Understanding the Impact of Electrode Potential on AXAFS in Platinum-Based Electrocatalysts

The study of atomic environments in electrocatalysts, particularly those involving platinum (Pt), has revealed that the amplitude of the Atomic X-ray Absorption Fine Structure (AXAFS) is significantly influenced by the applied electrode potential. As the potential increases from 0.00 to 0.54 V and further to 0.74 V, researchers observe an increase in AXAFS amplitude. This relationship has been modeled using the FEFF7 code, which calculates variations in the atomic structure and charge distribution of a Pt cluster, suggesting a charge of approximately 0.05 electrons per surface Pt atom.

However, the interpretation of AXAFS variations remains a topic of debate within the scientific community. The FEFF code employs a muffin-tin approximation for atomic potentials, assuming spherical potentials within a defined radius and negligible values outside of it. While modifications to this model have been proposed to better represent AXAFS features, critics argue that these adjustments do not fully address the limitations of the muffin-tin approximation. Additionally, the chosen Fourier filtering range for data analysis may overlap with signals from neighboring oxygen atoms, complicating the interpretation of results at higher potentials.

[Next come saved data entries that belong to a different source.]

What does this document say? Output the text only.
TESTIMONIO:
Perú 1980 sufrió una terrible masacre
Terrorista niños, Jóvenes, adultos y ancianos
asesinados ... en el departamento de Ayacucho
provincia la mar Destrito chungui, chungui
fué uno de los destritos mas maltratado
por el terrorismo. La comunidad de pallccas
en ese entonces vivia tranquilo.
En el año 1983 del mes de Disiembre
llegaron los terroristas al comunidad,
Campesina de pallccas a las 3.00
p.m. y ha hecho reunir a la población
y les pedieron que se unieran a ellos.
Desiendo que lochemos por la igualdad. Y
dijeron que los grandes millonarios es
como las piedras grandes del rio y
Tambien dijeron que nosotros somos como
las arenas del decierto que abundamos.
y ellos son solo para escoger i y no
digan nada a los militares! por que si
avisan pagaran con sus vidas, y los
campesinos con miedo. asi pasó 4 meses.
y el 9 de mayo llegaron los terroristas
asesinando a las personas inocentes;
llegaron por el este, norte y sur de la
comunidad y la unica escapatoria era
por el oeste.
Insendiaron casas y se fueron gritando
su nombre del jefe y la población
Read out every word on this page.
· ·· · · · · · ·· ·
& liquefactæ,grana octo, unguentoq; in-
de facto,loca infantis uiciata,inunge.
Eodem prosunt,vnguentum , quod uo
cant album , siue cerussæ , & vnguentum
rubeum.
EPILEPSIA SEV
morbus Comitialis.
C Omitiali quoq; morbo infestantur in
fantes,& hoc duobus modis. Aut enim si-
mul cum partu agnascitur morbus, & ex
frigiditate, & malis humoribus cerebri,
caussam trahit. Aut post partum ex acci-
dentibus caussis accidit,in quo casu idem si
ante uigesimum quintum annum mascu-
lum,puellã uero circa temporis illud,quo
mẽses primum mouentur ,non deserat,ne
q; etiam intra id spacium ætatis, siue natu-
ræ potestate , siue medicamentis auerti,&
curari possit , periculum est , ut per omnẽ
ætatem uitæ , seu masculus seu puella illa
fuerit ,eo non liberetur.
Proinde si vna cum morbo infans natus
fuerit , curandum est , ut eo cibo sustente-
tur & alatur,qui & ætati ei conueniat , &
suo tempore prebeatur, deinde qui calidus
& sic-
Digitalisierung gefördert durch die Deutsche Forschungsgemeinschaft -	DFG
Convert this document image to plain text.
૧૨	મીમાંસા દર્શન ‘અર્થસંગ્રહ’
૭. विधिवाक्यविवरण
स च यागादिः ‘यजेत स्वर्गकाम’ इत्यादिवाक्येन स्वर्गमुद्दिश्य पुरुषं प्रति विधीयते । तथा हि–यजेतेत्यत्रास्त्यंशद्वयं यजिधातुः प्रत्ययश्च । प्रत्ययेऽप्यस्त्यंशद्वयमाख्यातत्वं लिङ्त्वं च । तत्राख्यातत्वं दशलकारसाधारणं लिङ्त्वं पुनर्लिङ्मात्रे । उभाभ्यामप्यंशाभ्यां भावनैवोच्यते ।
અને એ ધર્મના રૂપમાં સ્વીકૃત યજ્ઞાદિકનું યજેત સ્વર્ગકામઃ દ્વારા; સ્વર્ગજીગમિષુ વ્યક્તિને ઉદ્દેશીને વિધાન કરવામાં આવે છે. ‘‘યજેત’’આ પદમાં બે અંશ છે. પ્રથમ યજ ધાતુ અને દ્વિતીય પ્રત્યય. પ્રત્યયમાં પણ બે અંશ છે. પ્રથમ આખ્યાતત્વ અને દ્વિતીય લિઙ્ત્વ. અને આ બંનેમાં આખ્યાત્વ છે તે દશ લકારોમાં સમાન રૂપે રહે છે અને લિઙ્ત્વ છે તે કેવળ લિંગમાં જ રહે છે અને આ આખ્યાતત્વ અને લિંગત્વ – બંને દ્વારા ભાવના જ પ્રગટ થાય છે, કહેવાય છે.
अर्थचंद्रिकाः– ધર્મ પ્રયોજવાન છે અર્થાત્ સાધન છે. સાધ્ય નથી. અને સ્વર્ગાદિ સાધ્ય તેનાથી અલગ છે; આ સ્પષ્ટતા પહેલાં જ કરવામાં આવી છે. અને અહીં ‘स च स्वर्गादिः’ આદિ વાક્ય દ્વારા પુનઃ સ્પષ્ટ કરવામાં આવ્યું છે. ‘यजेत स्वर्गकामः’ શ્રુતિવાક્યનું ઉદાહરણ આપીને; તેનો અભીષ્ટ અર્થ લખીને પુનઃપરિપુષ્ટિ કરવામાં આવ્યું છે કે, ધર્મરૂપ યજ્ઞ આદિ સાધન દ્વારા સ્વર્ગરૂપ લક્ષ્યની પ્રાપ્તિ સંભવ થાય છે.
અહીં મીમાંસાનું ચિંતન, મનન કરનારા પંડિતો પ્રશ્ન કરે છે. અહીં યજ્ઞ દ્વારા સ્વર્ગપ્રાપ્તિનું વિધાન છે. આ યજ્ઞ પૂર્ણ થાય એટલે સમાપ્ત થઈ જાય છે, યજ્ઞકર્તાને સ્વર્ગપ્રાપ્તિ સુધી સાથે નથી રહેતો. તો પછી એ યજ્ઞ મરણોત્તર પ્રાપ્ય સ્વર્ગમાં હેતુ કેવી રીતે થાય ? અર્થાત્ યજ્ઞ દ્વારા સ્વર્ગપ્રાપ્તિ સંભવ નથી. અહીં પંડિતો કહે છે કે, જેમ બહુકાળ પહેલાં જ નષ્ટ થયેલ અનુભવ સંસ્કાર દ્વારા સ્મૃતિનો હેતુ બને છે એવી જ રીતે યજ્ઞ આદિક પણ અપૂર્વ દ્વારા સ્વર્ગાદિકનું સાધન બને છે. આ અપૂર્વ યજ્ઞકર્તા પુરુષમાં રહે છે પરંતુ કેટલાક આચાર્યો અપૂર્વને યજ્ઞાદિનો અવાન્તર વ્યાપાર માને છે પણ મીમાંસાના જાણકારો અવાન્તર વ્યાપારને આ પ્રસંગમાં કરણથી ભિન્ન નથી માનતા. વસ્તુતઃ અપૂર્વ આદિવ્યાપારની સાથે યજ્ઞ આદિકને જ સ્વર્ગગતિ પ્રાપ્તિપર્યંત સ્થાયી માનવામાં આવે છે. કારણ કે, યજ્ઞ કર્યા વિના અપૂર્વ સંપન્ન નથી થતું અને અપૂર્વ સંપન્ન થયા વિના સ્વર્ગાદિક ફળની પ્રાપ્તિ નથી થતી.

In studying platinum-based electrocatalysts, the adsorption of hydrogen and oxide formation significantly affects the X-ray Absorption Spectroscopy (XAS) data, particularly at the Pt L3 edge. The analysis reveals that the dispersion of Pt atoms within typically sized particles (1-5 nm) plays a critical role in how adsorbates influence the spectra. For these particles, the coordination number obtained from Extended X-ray Absorption Fine Structure (EXAFS) data indicates the presence of adsorbates without causing significant restructuring of the metal particle. Low coordination numbers can complicate data fitting processes, highlighting the importance of accurate sample preparation.

To enhance the reliability of parameters associated with Pt-adsorbate bonds, it is crucial to collect XAS data under optimized conditions. This includes ensuring that any excess adsorbate is removed from the sample prior to analysis. Such meticulous approaches have been applied in investigations of underpotential deposition (upd) of various elements, including copper (Cu), on Pt/C electrocatalysts. Studies like those conducted by McBreen and colleagues have shown that controlling the environment around the electrocatalyst, such as excluding oxygen, helps maintain the integrity of the underpotential deposited layer.

These findings underscore the complexity of analyzing and interpreting the interactions between adsorbates and platinum in electrocatalytic systems. Understanding these dynamics not only aids in elucidating the fundamental processes at play in electrocatalysts but also contributes to the development of more efficient materials for energy conversion and storage applications.